Theme: NEPAD (The New Alliance for the Development of Africa).

Keywords: NEPAD, Development, Africa.

Content:

1. COULD YOU TELL WHAT NEPAD STANDS FOR?

2. WHICH ARE THE ORIGINS OF NEPAD?

3. WHAT DO WE NEED NEPAD FOR?

4. COULD YOU MENTION THE MAIN OBJECTIVES OF NEPAD?

5. DO YOU HAPPEN TO KNOW WHICH THE PRINCIPLES OF NEPAD ARE?

6. WHICH IS THE ACTION PROGRAM OF NEPAD?

7. ARE YOU ABLE TO IDENTIFY THE PRIORITIES ESTABLISHED FOR NEPAD?

8. COULD YOU TELL THE IMMEDIATE EXPECTATIONS OF NEPAD?

9. COULD YOU TELL WHICH THE PRIORITY SECTORS ARE?

10. ARE YOU ABLE TO FIND ANY RESEMBLANCE IN A GIVEN STRUCTURE TO THE ONE APPLIED IN NEPAD?

The natural ecosystems of the planet are deteriorating at a pace never seen before in history, given the fact that a share of humanity (the West and especially the whole G-8 ) is living way above its possibilities in relation to the available resources in the planet. This situation sends an alert to the World Wildlife Fund (WWF). Africa, although still away from industrialization, must play an important role in the protection of the environment. Given the warming of the Earth accompanied by the greenhouse effect, the continent has not yet been polluted: its tropical forests, the atmosphere almost deprived of carbon oxide, the minimum presence of toxic waste waters on its rivers and on the subsoil interacting with oceans, create a desire in humanity to protect them and use them with patience.

A sun bathed continent all along the twelve months of a year, with a strong and dense hydrographic rhythm: two of the three large rivers classified as such for their flow and length are Africans (the Nile and the Congo). The Congo River by itself is able to generate the power required in the whole continent; a clean and renewable energy able of confronting any competition and of guaranteeing a sustainable development.
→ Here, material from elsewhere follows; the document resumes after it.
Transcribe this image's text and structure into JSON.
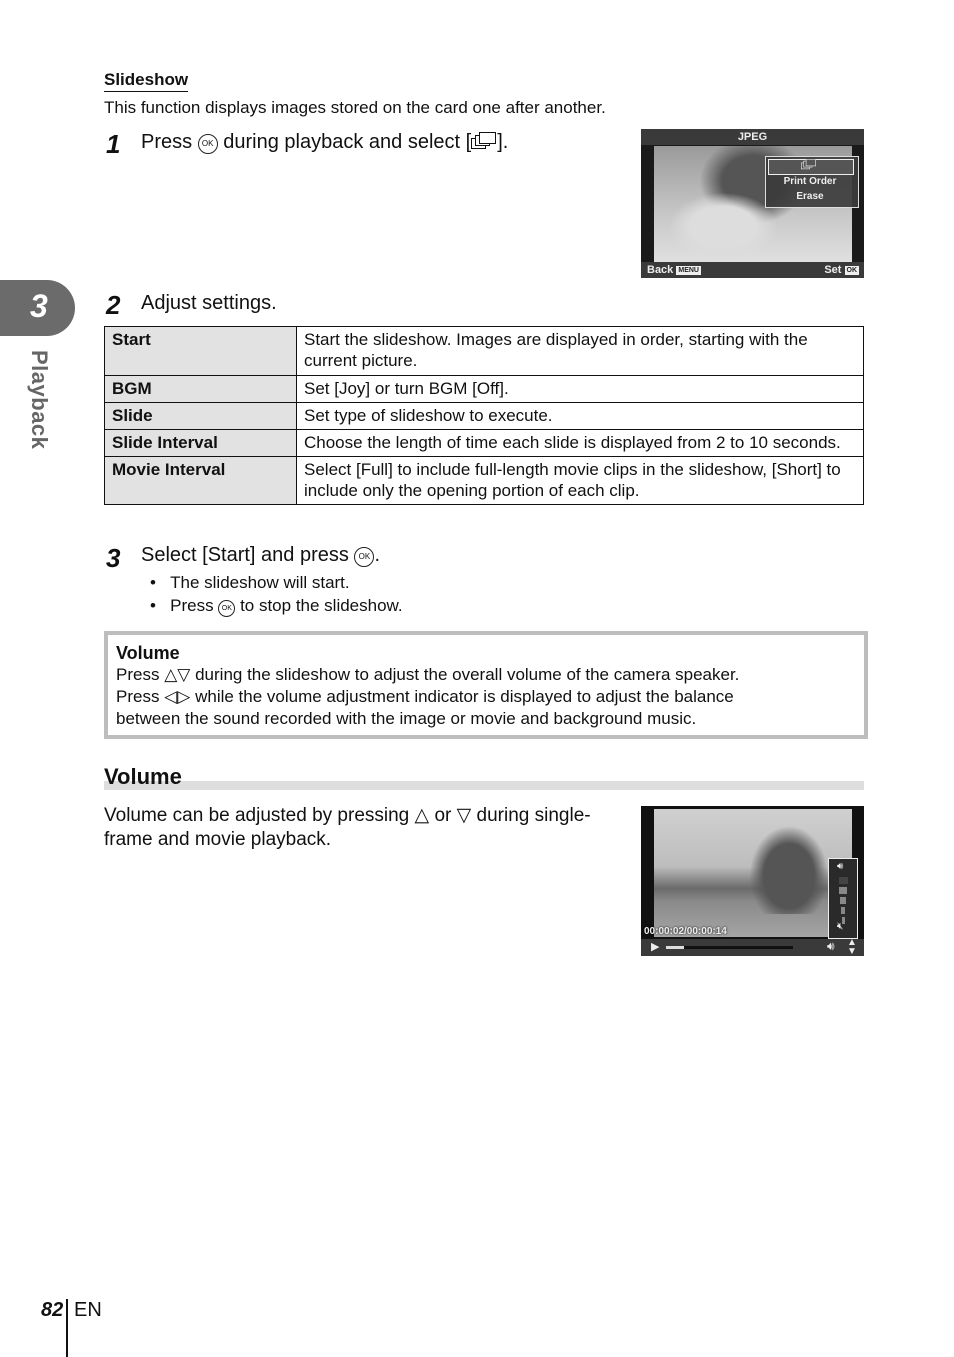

The recent energy crisis in Senegal, which continues in the front cover of the main news publications, makes me doubt about the awareness in our leaders. The ups and downs of the Brent, moving around US$ 70 dollars should make us come out of that dream. Africa, producing 10% of the world oil should be more ambitious, since all new deposits recently discovered are in Africa.
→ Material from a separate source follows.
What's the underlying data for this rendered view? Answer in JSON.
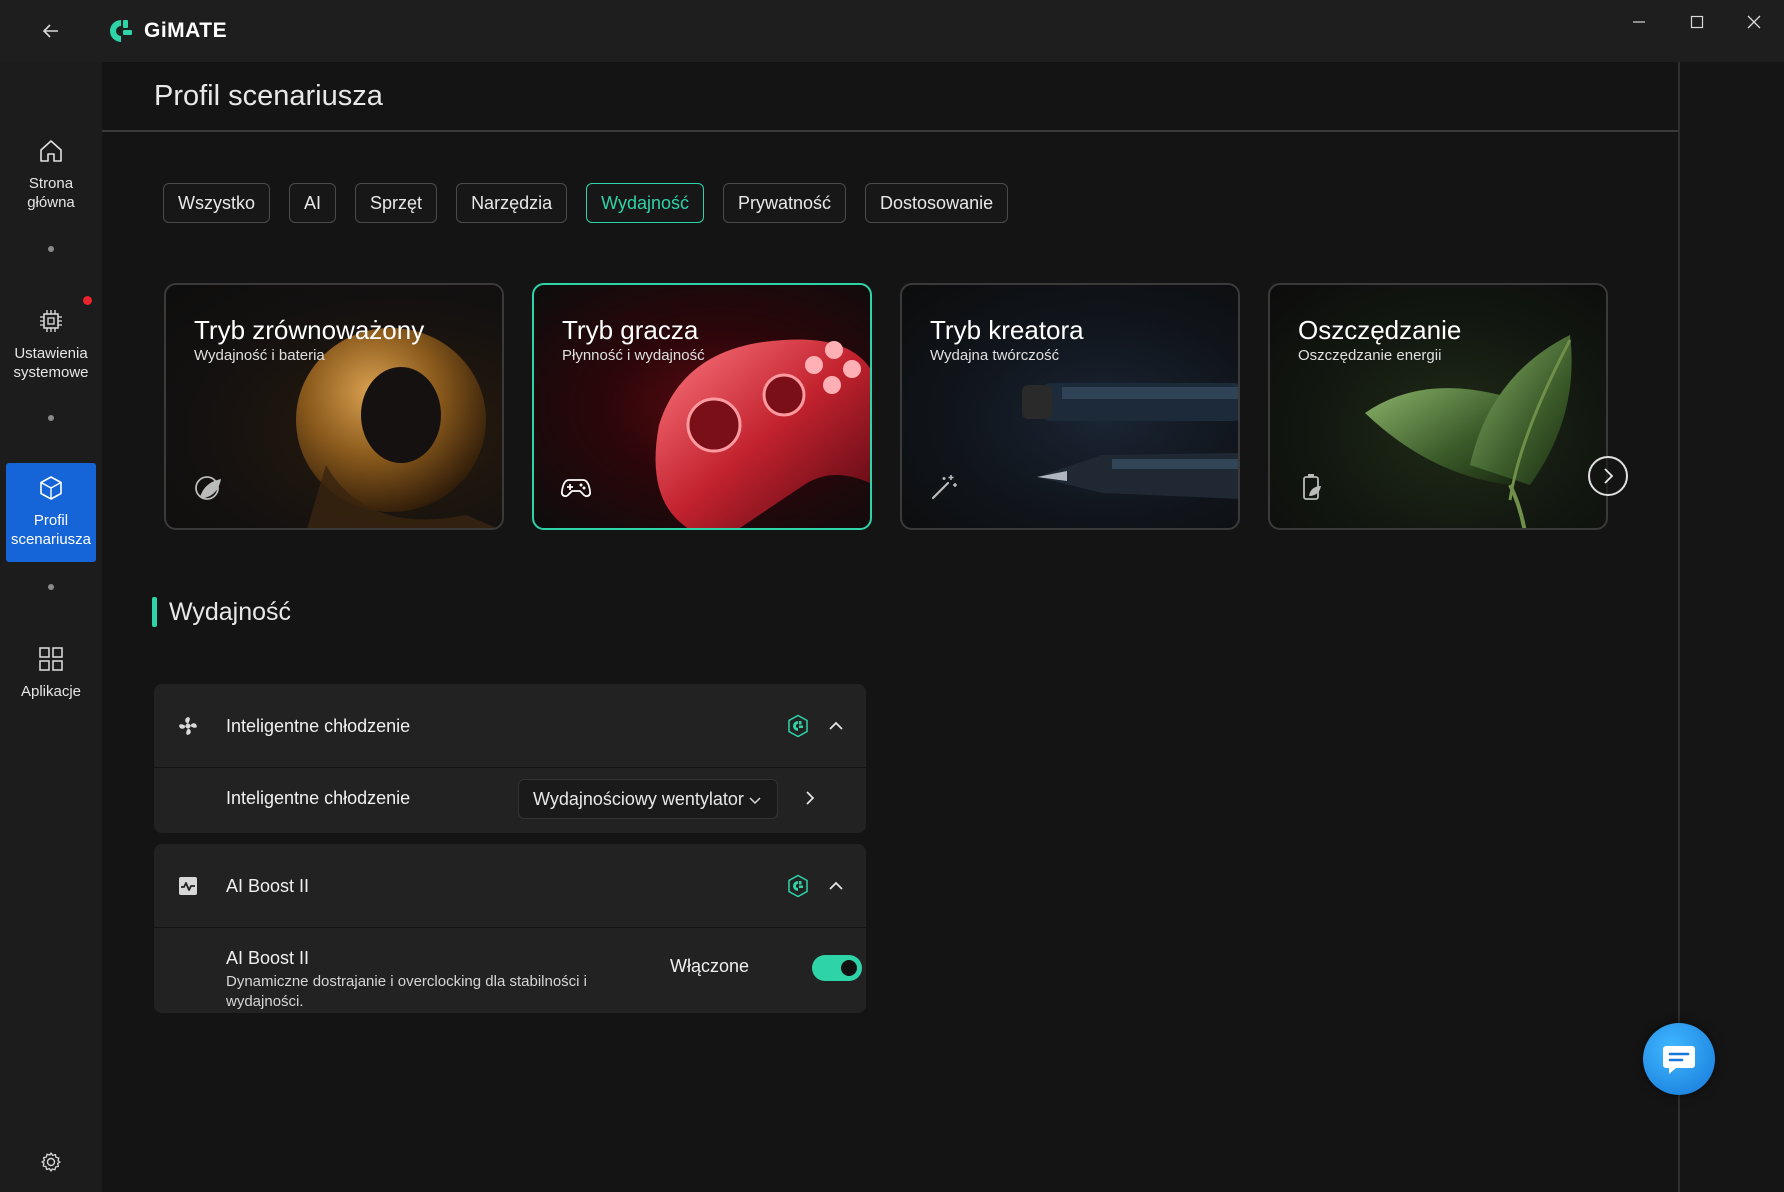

Thus, the economic backwardness of the Continent is aggravated by an insufficient energy production. Oil, the source of over 70% of the world energy, is non renewable; this is the reason for all crises: Iraq, Heights of Karabak (Azerbaijan), Bakassi (Nigeria/Cameroon) and at present Darfur (Sudan). The Middle East, the main exporter of the black gold is on a permanent turmoil and deposits are beginning to become exhausted. Confronted to the situation that it will not be able to have oil for power producing, industry is moving to nuclear power. Almost all the West has decided in favor of nuclear power. Nevertheless, the car sector is still using a large share of oil power, thus the preponderant role of oil which will still be in existence for quite some time yet. Iran, the third oil world exporter goes for nuclear power. The Iranian stubbornness should be seen on the basis of two premises:

- To preserve its oil resources, to be autonomous on energy issues and this is impossible with oil since it is a non renewable source.

- The energy is a must for the development in the globalization era. Although its manipulation is a synonym of development, its military use is a sample of security. The adage says “anyone wanting peace gets ready for war”, in this third millennium. If war should be waged at a nuclear scale this will be an Apocalypses. North Korea is aware of this fact.